Just after 3 a.m. on Aug. 5, 1962, mere hours after arguing with her supposed lover — then-U.S. Attorney General Robert F. Kennedy — at her Brentwood, Calif., estate., Marilyn Monroe’s nude, lifeless body was reportedly found by her housekeeper. As the story goes, the glamorous star was surrounded by several bottles of sleeping pills and, an hour or so later, the police arrived on the scene.

But some say that’s not quite how it happened.

“No, she wasn’t [dead at home],” says ambulance company owner Walter Schaefer in the new Netflix documentary “The Mystery of Marilyn Monroe: The Unheard Tapes,” out Wednesday.

One of his former drivers, Ken Hunter, had been dispatched to Monroe’s home on the night of her death. Schaefer says that the silver screen superstar was comatose, but alive, when Hunter picked her up and began transporting her to an emergency room in Santa Monica.

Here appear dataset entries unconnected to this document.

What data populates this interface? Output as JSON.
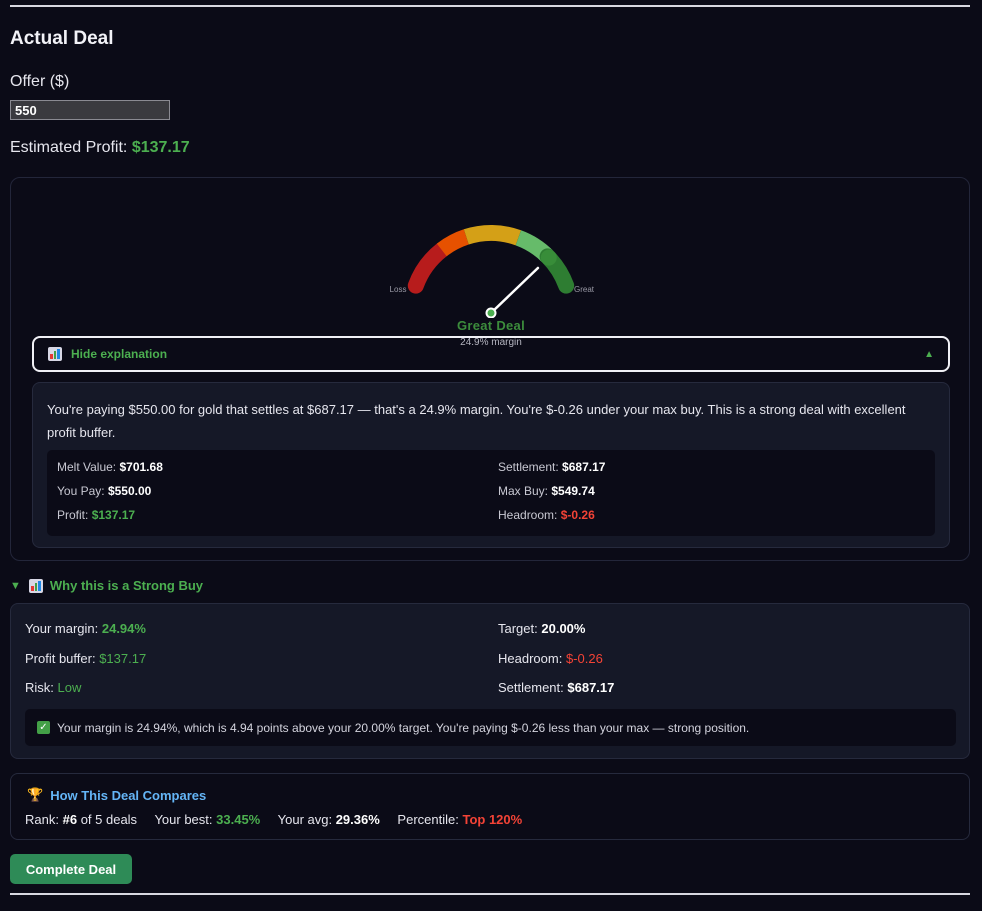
{
  "section_title": "Actual Deal",
  "offer": {
    "label": "Offer ($)",
    "value": "550"
  },
  "estimated_profit": {
    "label": "Estimated Profit:",
    "value": "$137.17"
  },
  "gauge": {
    "min_label": "Loss",
    "max_label": "Great",
    "rating": "Great Deal",
    "margin_text": "24.9% margin",
    "level_fraction": 0.83,
    "colors": {
      "loss": "#b71c1c",
      "poor": "#e65100",
      "fair": "#d4a017",
      "good": "#66bb6a",
      "great": "#2e7d32"
    }
  },
  "explanation_toggle": {
    "icon": "bar-chart-icon",
    "label": "Hide explanation",
    "caret": "▲"
  },
  "explanation": {
    "text": "You're paying $550.00 for gold that settles at $687.17 — that's a 24.9% margin. You're $-0.26 under your max buy. This is a strong deal with excellent profit buffer.",
    "stats": {
      "melt_label": "Melt Value:",
      "melt_value": "$701.68",
      "settlement_label": "Settlement:",
      "settlement_value": "$687.17",
      "pay_label": "You Pay:",
      "pay_value": "$550.00",
      "maxbuy_label": "Max Buy:",
      "maxbuy_value": "$549.74",
      "profit_label": "Profit:",
      "profit_value": "$137.17",
      "headroom_label": "Headroom:",
      "headroom_value": "$-0.26"
    }
  },
  "why": {
    "caret": "▼",
    "title": "Why this is a Strong Buy",
    "margin_label": "Your margin:",
    "margin_value": "24.94%",
    "target_label": "Target:",
    "target_value": "20.00%",
    "buffer_label": "Profit buffer:",
    "buffer_value": "$137.17",
    "headroom_label": "Headroom:",
    "headroom_value": "$-0.26",
    "risk_label": "Risk:",
    "risk_value": "Low",
    "settlement_label": "Settlement:",
    "settlement_value": "$687.17",
    "check": "✓",
    "note": "Your margin is 24.94%, which is 4.94 points above your 20.00% target. You're paying $-0.26 less than your max — strong position."
  },
  "compare": {
    "trophy": "🏆",
    "title": "How This Deal Compares",
    "rank_label": "Rank:",
    "rank_value": "#6",
    "rank_suffix": "of 5 deals",
    "best_label": "Your best:",
    "best_value": "33.45%",
    "avg_label": "Your avg:",
    "avg_value": "29.36%",
    "percentile_label": "Percentile:",
    "percentile_value": "Top 120%"
  },
  "complete_button": "Complete Deal"
}
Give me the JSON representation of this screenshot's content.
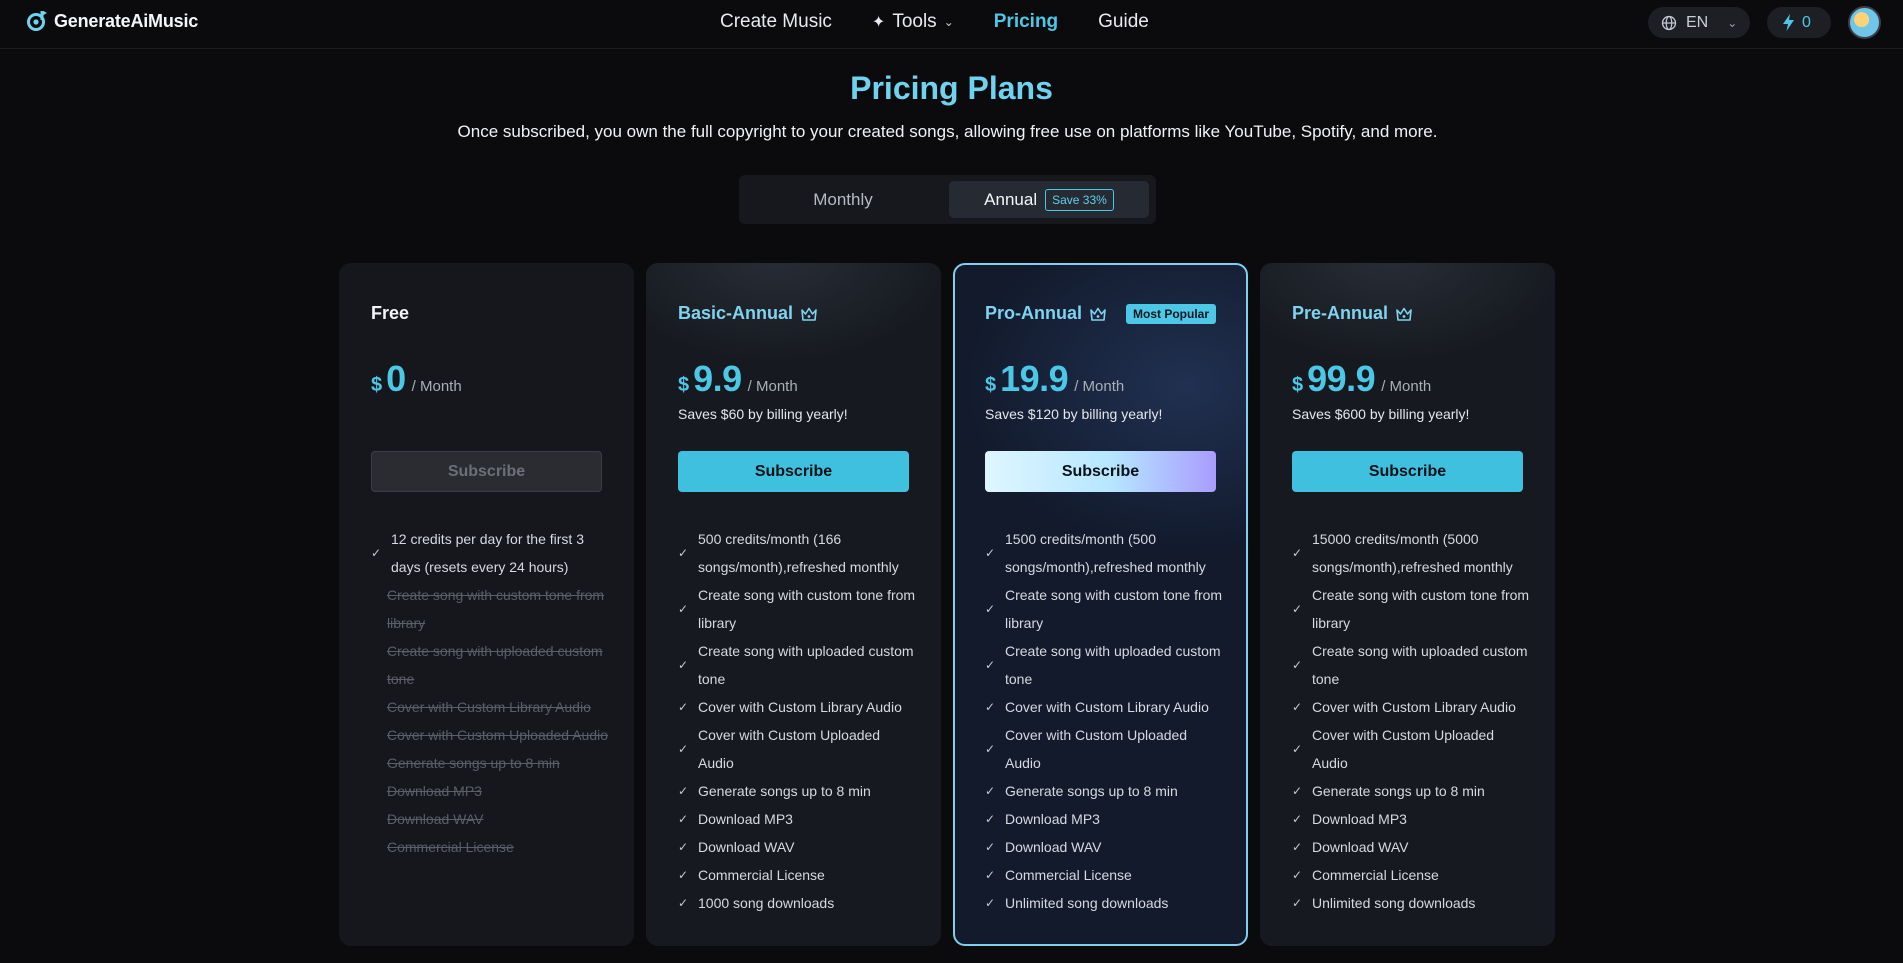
{
  "header": {
    "logo_text": "GenerateAiMusic",
    "nav": [
      {
        "label": "Create Music"
      },
      {
        "label": "Tools",
        "icon": "sparkle-icon",
        "dropdown": true
      },
      {
        "label": "Pricing",
        "active": true
      },
      {
        "label": "Guide"
      }
    ],
    "language": "EN",
    "credits": "0"
  },
  "page": {
    "title": "Pricing Plans",
    "subtitle": "Once subscribed, you own the full copyright to your created songs, allowing free use on platforms like YouTube, Spotify, and more."
  },
  "billing_toggle": {
    "monthly_label": "Monthly",
    "annual_label": "Annual",
    "save_badge": "Save 33%",
    "selected": "Annual"
  },
  "colors": {
    "accent": "#4cc8e6",
    "background": "#0b0b0d",
    "card": "#16191f",
    "pro_border": "#7fcff0"
  },
  "plans": [
    {
      "name": "Free",
      "currency": "$",
      "price": "0",
      "period": "/ Month",
      "saves": "",
      "button": "Subscribe",
      "button_enabled": false,
      "features": [
        {
          "text": "12 credits per day for the first 3 days (resets every 24 hours)",
          "included": true
        },
        {
          "text": "Create song with custom tone from library",
          "included": false
        },
        {
          "text": "Create song with uploaded custom tone",
          "included": false
        },
        {
          "text": "Cover with Custom Library Audio",
          "included": false
        },
        {
          "text": "Cover with Custom Uploaded Audio",
          "included": false
        },
        {
          "text": "Generate songs up to 8 min",
          "included": false
        },
        {
          "text": "Download MP3",
          "included": false
        },
        {
          "text": "Download WAV",
          "included": false
        },
        {
          "text": "Commercial License",
          "included": false
        }
      ]
    },
    {
      "name": "Basic-Annual",
      "currency": "$",
      "price": "9.9",
      "period": "/ Month",
      "saves": "Saves $60 by billing yearly!",
      "button": "Subscribe",
      "button_enabled": true,
      "features": [
        {
          "text": "500 credits/month (166 songs/month),refreshed monthly",
          "included": true
        },
        {
          "text": "Create song with custom tone from library",
          "included": true
        },
        {
          "text": "Create song with uploaded custom tone",
          "included": true
        },
        {
          "text": "Cover with Custom Library Audio",
          "included": true
        },
        {
          "text": "Cover with Custom Uploaded Audio",
          "included": true
        },
        {
          "text": "Generate songs up to 8 min",
          "included": true
        },
        {
          "text": "Download MP3",
          "included": true
        },
        {
          "text": "Download WAV",
          "included": true
        },
        {
          "text": "Commercial License",
          "included": true
        },
        {
          "text": "1000 song downloads",
          "included": true
        }
      ]
    },
    {
      "name": "Pro-Annual",
      "badge": "Most Popular",
      "currency": "$",
      "price": "19.9",
      "period": "/ Month",
      "saves": "Saves $120 by billing yearly!",
      "button": "Subscribe",
      "button_enabled": true,
      "features": [
        {
          "text": "1500 credits/month (500 songs/month),refreshed monthly",
          "included": true
        },
        {
          "text": "Create song with custom tone from library",
          "included": true
        },
        {
          "text": "Create song with uploaded custom tone",
          "included": true
        },
        {
          "text": "Cover with Custom Library Audio",
          "included": true
        },
        {
          "text": "Cover with Custom Uploaded Audio",
          "included": true
        },
        {
          "text": "Generate songs up to 8 min",
          "included": true
        },
        {
          "text": "Download MP3",
          "included": true
        },
        {
          "text": "Download WAV",
          "included": true
        },
        {
          "text": "Commercial License",
          "included": true
        },
        {
          "text": "Unlimited song downloads",
          "included": true
        }
      ]
    },
    {
      "name": "Pre-Annual",
      "currency": "$",
      "price": "99.9",
      "period": "/ Month",
      "saves": "Saves $600 by billing yearly!",
      "button": "Subscribe",
      "button_enabled": true,
      "features": [
        {
          "text": "15000 credits/month (5000 songs/month),refreshed monthly",
          "included": true
        },
        {
          "text": "Create song with custom tone from library",
          "included": true
        },
        {
          "text": "Create song with uploaded custom tone",
          "included": true
        },
        {
          "text": "Cover with Custom Library Audio",
          "included": true
        },
        {
          "text": "Cover with Custom Uploaded Audio",
          "included": true
        },
        {
          "text": "Generate songs up to 8 min",
          "included": true
        },
        {
          "text": "Download MP3",
          "included": true
        },
        {
          "text": "Download WAV",
          "included": true
        },
        {
          "text": "Commercial License",
          "included": true
        },
        {
          "text": "Unlimited song downloads",
          "included": true
        }
      ]
    }
  ]
}
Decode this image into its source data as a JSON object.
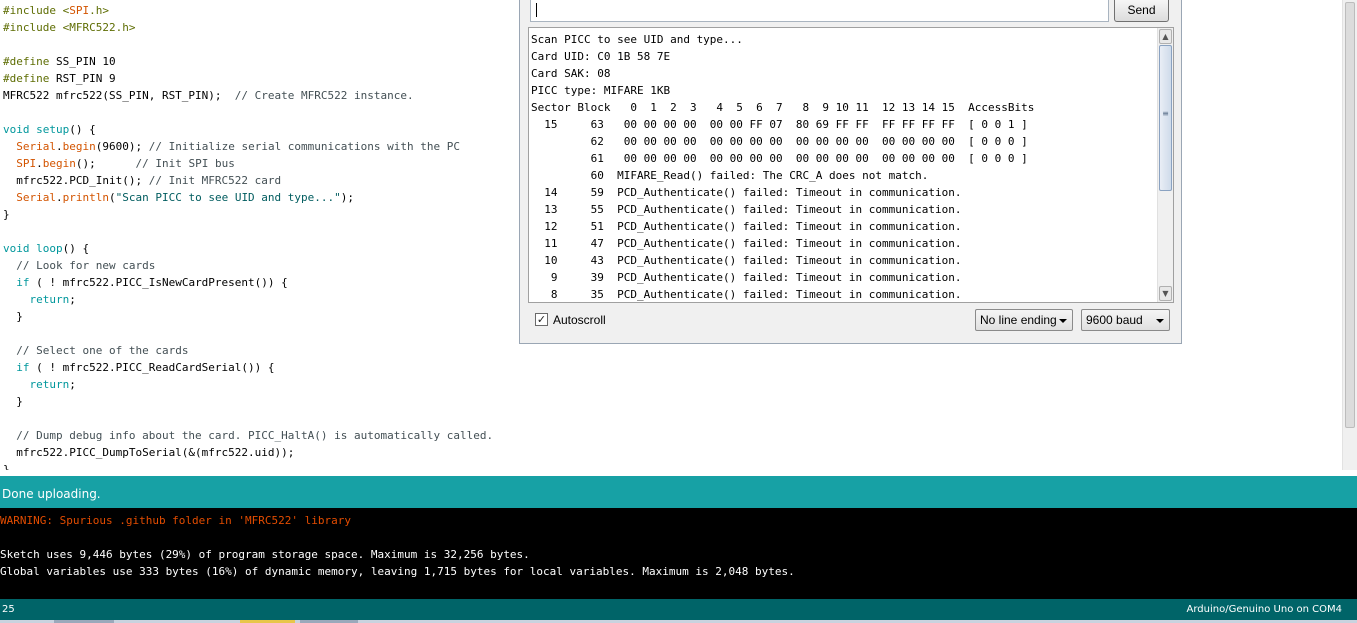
{
  "editor": {
    "code_lines": [
      [
        [
          "pre",
          "#include <"
        ],
        [
          "fn",
          "SPI"
        ],
        [
          "pre",
          ".h>"
        ]
      ],
      [
        [
          "pre",
          "#include <MFRC522.h>"
        ]
      ],
      [],
      [
        [
          "pre",
          "#define"
        ],
        [
          "pl",
          " SS_PIN 10"
        ]
      ],
      [
        [
          "pre",
          "#define"
        ],
        [
          "pl",
          " RST_PIN 9"
        ]
      ],
      [
        [
          "pl",
          "MFRC522 mfrc522(SS_PIN, RST_PIN);  "
        ],
        [
          "cm",
          "// Create MFRC522 instance."
        ]
      ],
      [],
      [
        [
          "kw",
          "void"
        ],
        [
          "pl",
          " "
        ],
        [
          "kw",
          "setup"
        ],
        [
          "pl",
          "() {"
        ]
      ],
      [
        [
          "pl",
          "  "
        ],
        [
          "fn",
          "Serial"
        ],
        [
          "pl",
          "."
        ],
        [
          "fn",
          "begin"
        ],
        [
          "pl",
          "(9600); "
        ],
        [
          "cm",
          "// Initialize serial communications with the PC"
        ]
      ],
      [
        [
          "pl",
          "  "
        ],
        [
          "fn",
          "SPI"
        ],
        [
          "pl",
          "."
        ],
        [
          "fn",
          "begin"
        ],
        [
          "pl",
          "();      "
        ],
        [
          "cm",
          "// Init SPI bus"
        ]
      ],
      [
        [
          "pl",
          "  mfrc522.PCD_Init(); "
        ],
        [
          "cm",
          "// Init MFRC522 card"
        ]
      ],
      [
        [
          "pl",
          "  "
        ],
        [
          "fn",
          "Serial"
        ],
        [
          "pl",
          "."
        ],
        [
          "fn",
          "println"
        ],
        [
          "pl",
          "("
        ],
        [
          "str",
          "\"Scan PICC to see UID and type...\""
        ],
        [
          "pl",
          ");"
        ]
      ],
      [
        [
          "pl",
          "}"
        ]
      ],
      [],
      [
        [
          "kw",
          "void"
        ],
        [
          "pl",
          " "
        ],
        [
          "kw",
          "loop"
        ],
        [
          "pl",
          "() {"
        ]
      ],
      [
        [
          "pl",
          "  "
        ],
        [
          "cm",
          "// Look for new cards"
        ]
      ],
      [
        [
          "pl",
          "  "
        ],
        [
          "kw",
          "if"
        ],
        [
          "pl",
          " ( ! mfrc522.PICC_IsNewCardPresent()) {"
        ]
      ],
      [
        [
          "pl",
          "    "
        ],
        [
          "kw",
          "return"
        ],
        [
          "pl",
          ";"
        ]
      ],
      [
        [
          "pl",
          "  }"
        ]
      ],
      [],
      [
        [
          "pl",
          "  "
        ],
        [
          "cm",
          "// Select one of the cards"
        ]
      ],
      [
        [
          "pl",
          "  "
        ],
        [
          "kw",
          "if"
        ],
        [
          "pl",
          " ( ! mfrc522.PICC_ReadCardSerial()) {"
        ]
      ],
      [
        [
          "pl",
          "    "
        ],
        [
          "kw",
          "return"
        ],
        [
          "pl",
          ";"
        ]
      ],
      [
        [
          "pl",
          "  }"
        ]
      ],
      [],
      [
        [
          "pl",
          "  "
        ],
        [
          "cm",
          "// Dump debug info about the card. PICC_HaltA() is automatically called."
        ]
      ],
      [
        [
          "pl",
          "  mfrc522.PICC_DumpToSerial(&(mfrc522.uid));"
        ]
      ],
      [
        [
          "pl",
          "}"
        ]
      ]
    ]
  },
  "serial_monitor": {
    "input_value": "",
    "send_label": "Send",
    "output_lines": [
      "Scan PICC to see UID and type...",
      "Card UID: C0 1B 58 7E",
      "Card SAK: 08",
      "PICC type: MIFARE 1KB",
      "Sector Block   0  1  2  3   4  5  6  7   8  9 10 11  12 13 14 15  AccessBits",
      "  15     63   00 00 00 00  00 00 FF 07  80 69 FF FF  FF FF FF FF  [ 0 0 1 ]",
      "         62   00 00 00 00  00 00 00 00  00 00 00 00  00 00 00 00  [ 0 0 0 ]",
      "         61   00 00 00 00  00 00 00 00  00 00 00 00  00 00 00 00  [ 0 0 0 ]",
      "         60  MIFARE_Read() failed: The CRC_A does not match.",
      "  14     59  PCD_Authenticate() failed: Timeout in communication.",
      "  13     55  PCD_Authenticate() failed: Timeout in communication.",
      "  12     51  PCD_Authenticate() failed: Timeout in communication.",
      "  11     47  PCD_Authenticate() failed: Timeout in communication.",
      "  10     43  PCD_Authenticate() failed: Timeout in communication.",
      "   9     39  PCD_Authenticate() failed: Timeout in communication.",
      "   8     35  PCD_Authenticate() failed: Timeout in communication."
    ],
    "autoscroll_label": "Autoscroll",
    "autoscroll_checked": true,
    "line_ending": "No line ending",
    "baud_rate": "9600 baud"
  },
  "status": {
    "message": "Done uploading."
  },
  "console": {
    "lines": [
      "WARNING: Spurious .github folder in 'MFRC522' library",
      "",
      "Sketch uses 9,446 bytes (29%) of program storage space. Maximum is 32,256 bytes.",
      "Global variables use 333 bytes (16%) of dynamic memory, leaving 1,715 bytes for local variables. Maximum is 2,048 bytes."
    ]
  },
  "footer": {
    "line_number": "25",
    "board": "Arduino/Genuino Uno on COM4"
  },
  "colors": {
    "status_teal": "#17a1a5",
    "footer_teal": "#006468",
    "warning_orange": "#e34c00",
    "keyword": "#00979c",
    "function": "#d35400",
    "preprocessor": "#5e6d03",
    "comment": "#434f54"
  },
  "icons": {
    "scroll_up": "chevron-up-icon",
    "scroll_down": "chevron-down-icon",
    "checkbox": "checkmark-icon",
    "dropdown": "triangle-down-icon"
  }
}
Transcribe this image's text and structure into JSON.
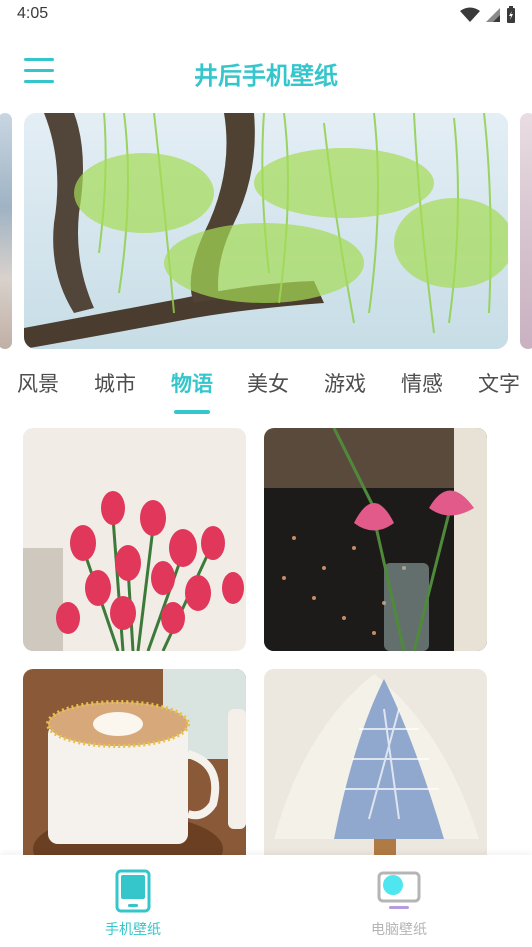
{
  "status": {
    "time": "4:05"
  },
  "header": {
    "title": "井后手机壁纸"
  },
  "tabs": [
    {
      "label": "风景",
      "active": false
    },
    {
      "label": "城市",
      "active": false
    },
    {
      "label": "物语",
      "active": true
    },
    {
      "label": "美女",
      "active": false
    },
    {
      "label": "游戏",
      "active": false
    },
    {
      "label": "情感",
      "active": false
    },
    {
      "label": "文字",
      "active": false
    }
  ],
  "bottom_nav": [
    {
      "label": "手机壁纸",
      "active": true
    },
    {
      "label": "电脑壁纸",
      "active": false
    }
  ],
  "colors": {
    "accent": "#35c6cc",
    "inactive": "#4d4d4d",
    "nav_inactive": "#b5b5b5",
    "nav_icon_inactive": "#b79be0"
  }
}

And writer John Sherlock claims that Monroe’s last psychiatrist, Dr. Ralph Greenson, told him, years after Monroe’s death, that she was alive at home and was being transported by ambulance to Saint John’s Health Center when she died en route.

“She died in the ambulance,” Sherlock says in the documentary. “Then they took her back to the house. [Greenson] told me he was in the ambulance.”

Monroe’s beautiful and glamorous appeal are indisputable. But, six decades after her tragic passing, the circumstances around her passing remain clouded in contradictions and conspiracies.

“What I learned was information that changed completely what we thought we knew about her mysterious death,” the documentary’s narrator, author Anthony Summers, says in the film. “And suggests that the circumstances of her dying were covered up.”